Fast forward almost 15 years and digital industries like gaming remain dominated by white or Asian cis-men, whose percentages are shifting only slightly year-on-year. But as technology becomes increasingly incorporated into everyday life, the industry is viewed as a lucrative and plausible career path by more young people and families alike. While this does offer a promising change and opportunity for the industry, all that remains is accessibility.

Diversity and inclusion is a topic that’s fast become the centre of discussion in various industries in recent years. Indeed, the clear gap between what the digital space is like now, and what should be, is one that needs addressing.

When we think of the tech industry, the lack of diversity in gaming, in particular, feeds into an exclusionary and discriminatory culture which can make gaming a daunting space for non-white, nonmale, LGBTQIA gamers and professionals to enter – something I still see to this day.

Institute of Coding

And, I am not alone in my experiences, over 5,000 women who felt similarly now exist in my community – Black Girl Gamers. Through this community, we offer our perspective on how gaming and broader digital can progress for the better of all. It has inspired several of its members to explore careers in this space too – a space they never thought they could belong or influence change in.

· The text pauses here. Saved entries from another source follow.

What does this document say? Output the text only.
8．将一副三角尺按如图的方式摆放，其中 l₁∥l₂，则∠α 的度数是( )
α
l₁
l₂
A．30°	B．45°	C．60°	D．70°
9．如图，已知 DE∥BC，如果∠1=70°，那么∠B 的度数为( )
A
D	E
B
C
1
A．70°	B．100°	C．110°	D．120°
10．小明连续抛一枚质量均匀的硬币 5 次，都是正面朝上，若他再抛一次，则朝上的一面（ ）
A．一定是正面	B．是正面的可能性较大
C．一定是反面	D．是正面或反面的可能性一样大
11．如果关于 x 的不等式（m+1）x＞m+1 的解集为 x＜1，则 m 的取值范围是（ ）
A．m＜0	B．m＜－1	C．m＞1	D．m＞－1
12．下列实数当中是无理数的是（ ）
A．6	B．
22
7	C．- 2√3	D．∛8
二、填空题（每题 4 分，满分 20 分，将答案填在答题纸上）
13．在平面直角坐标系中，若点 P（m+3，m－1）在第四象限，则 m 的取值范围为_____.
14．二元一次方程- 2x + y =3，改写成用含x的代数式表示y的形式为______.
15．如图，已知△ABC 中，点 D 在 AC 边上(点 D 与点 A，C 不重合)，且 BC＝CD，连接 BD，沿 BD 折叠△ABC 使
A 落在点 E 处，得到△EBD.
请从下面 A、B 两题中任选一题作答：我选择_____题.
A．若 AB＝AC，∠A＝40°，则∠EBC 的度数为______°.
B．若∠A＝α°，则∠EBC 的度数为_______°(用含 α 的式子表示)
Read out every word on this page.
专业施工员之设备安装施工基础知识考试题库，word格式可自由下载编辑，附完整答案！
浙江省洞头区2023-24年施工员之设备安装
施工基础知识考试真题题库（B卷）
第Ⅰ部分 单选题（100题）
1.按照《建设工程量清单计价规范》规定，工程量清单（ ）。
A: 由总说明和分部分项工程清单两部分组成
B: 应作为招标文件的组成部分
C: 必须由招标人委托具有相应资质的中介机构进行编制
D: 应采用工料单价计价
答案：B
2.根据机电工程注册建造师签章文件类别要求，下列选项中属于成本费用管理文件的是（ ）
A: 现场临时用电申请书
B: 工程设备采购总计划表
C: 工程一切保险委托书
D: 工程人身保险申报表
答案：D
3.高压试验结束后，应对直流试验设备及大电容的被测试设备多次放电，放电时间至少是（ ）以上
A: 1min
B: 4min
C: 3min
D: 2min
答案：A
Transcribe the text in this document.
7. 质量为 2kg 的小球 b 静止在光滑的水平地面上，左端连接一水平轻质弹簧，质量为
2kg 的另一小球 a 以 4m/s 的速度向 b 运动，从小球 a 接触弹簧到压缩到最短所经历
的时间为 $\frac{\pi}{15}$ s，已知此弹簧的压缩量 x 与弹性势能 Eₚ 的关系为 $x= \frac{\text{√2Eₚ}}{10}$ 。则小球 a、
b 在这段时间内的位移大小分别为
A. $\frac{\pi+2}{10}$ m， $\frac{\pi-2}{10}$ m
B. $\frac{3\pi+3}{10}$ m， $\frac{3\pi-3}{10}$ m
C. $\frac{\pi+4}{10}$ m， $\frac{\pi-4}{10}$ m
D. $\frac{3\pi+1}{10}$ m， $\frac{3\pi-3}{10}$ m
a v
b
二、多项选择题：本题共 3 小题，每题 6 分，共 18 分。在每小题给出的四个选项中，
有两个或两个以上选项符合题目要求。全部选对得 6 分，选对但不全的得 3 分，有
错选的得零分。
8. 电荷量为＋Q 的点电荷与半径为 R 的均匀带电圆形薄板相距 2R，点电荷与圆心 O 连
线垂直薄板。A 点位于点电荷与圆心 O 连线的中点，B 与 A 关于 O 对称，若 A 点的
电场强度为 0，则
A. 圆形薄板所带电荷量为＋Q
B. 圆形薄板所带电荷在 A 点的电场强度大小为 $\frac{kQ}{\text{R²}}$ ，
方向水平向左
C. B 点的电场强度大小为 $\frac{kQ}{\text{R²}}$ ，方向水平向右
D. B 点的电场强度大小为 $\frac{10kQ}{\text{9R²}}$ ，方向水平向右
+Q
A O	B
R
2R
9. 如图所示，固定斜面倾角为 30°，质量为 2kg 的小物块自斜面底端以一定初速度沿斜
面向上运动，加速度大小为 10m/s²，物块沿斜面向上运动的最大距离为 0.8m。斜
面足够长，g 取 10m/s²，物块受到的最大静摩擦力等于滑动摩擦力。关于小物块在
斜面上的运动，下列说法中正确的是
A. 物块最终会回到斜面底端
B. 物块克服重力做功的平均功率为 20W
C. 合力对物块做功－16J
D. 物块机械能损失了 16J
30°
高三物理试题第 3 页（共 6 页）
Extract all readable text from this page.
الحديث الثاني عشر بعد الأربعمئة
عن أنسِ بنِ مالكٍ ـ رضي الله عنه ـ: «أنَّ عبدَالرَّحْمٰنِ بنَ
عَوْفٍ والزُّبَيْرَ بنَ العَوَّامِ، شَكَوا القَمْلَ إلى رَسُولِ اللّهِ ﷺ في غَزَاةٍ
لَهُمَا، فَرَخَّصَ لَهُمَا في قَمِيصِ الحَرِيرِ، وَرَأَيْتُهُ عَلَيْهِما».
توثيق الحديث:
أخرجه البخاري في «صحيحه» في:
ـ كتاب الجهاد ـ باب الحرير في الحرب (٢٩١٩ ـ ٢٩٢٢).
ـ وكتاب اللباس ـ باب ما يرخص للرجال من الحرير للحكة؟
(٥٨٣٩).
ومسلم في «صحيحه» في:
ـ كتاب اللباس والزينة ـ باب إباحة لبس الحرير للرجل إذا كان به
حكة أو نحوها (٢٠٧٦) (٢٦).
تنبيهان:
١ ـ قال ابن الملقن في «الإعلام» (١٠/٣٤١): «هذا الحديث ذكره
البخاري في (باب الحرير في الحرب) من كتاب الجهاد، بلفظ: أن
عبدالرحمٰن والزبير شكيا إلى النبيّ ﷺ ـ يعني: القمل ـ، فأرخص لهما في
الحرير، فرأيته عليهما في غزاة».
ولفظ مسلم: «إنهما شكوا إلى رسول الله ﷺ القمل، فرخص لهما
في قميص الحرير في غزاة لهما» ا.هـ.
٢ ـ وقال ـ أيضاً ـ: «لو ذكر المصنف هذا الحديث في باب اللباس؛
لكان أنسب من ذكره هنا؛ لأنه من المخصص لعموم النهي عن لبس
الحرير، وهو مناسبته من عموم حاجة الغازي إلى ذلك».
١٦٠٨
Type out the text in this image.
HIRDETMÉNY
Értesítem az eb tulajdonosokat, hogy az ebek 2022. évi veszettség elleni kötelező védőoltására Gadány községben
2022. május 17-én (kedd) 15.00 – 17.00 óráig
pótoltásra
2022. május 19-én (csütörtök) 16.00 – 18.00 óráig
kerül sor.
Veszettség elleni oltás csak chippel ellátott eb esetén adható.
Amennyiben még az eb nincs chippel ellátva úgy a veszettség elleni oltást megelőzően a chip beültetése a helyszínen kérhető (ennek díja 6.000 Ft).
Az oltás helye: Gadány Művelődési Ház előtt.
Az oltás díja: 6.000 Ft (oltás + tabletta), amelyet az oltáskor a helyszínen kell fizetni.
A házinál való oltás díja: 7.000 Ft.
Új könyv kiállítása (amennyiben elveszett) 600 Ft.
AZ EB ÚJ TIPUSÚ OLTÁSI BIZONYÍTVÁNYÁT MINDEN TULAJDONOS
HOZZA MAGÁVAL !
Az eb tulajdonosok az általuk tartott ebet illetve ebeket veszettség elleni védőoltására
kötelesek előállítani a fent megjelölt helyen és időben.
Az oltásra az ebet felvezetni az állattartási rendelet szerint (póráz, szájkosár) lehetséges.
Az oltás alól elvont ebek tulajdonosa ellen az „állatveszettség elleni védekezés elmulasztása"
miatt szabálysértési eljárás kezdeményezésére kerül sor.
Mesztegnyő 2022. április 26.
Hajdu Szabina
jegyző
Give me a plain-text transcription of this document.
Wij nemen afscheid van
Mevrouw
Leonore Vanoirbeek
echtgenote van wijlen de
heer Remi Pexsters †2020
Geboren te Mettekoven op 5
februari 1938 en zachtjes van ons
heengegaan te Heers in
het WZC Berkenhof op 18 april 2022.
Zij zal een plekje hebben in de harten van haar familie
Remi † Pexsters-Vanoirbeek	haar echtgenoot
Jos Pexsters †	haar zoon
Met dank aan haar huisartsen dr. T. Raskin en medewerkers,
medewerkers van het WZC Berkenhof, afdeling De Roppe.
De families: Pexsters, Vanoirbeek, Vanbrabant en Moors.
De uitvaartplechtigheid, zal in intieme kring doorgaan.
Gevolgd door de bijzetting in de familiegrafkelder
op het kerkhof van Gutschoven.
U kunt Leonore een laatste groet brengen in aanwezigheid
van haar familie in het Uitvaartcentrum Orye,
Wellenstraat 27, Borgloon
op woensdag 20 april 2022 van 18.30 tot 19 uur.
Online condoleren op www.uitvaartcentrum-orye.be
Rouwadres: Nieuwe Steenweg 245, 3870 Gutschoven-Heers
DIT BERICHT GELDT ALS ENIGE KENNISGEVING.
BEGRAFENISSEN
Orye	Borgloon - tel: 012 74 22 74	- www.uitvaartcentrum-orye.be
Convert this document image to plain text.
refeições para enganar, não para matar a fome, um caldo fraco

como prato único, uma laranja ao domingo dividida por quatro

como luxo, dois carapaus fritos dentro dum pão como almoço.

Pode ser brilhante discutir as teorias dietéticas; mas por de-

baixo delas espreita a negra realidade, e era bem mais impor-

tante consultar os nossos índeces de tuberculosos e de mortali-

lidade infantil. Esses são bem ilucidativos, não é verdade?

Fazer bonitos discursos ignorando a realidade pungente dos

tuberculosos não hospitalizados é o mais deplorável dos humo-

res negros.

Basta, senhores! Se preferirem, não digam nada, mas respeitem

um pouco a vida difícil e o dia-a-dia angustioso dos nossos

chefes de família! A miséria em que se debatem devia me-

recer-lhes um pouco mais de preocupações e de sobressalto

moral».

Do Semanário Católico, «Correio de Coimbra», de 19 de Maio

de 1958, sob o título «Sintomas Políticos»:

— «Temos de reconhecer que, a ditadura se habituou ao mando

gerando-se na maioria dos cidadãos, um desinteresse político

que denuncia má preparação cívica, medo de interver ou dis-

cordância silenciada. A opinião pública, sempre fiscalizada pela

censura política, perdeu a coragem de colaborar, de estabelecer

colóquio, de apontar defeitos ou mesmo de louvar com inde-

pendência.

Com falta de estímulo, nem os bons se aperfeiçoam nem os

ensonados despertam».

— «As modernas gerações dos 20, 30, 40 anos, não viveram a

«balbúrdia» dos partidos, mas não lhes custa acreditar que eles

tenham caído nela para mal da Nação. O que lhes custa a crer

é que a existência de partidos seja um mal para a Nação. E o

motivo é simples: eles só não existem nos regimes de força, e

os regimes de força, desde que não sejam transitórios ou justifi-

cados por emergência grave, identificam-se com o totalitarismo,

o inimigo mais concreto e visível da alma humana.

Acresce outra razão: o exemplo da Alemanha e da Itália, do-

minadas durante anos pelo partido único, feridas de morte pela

The rise of discourse in these communities, coupled with social media, has brought about wider awareness and action from the industry. Aficionados and professionals are empowering underrepresented gamers to speak up about the exclusion they experience and hold businesses to account. The gaming industry is relatively young and there is hope; I see that evolving in the games we now play. From characters such as Bangalore, Senna and Imani to games like Raji, we see the emerging representation of narratives from non-Western perspectives.

With the integration of technology into our everyday lives; the opportunities for accessibility increases. Over one million jobs are predicted to be available in tech and digital in the next two years, and this poses the perfect chance for us to reshape the industry into an inclusive and empowering space. Chief Diversity Officer roles are a new addition to many tech companies such as Facebook, Riot and Amazon, and boards are diversifying.

With time, this way of thinking will take permanent hold so that the younger generation can enjoy characters that they can relate to in the games they love to play, but more importantly, need not second guess whether tech or digital is their calling.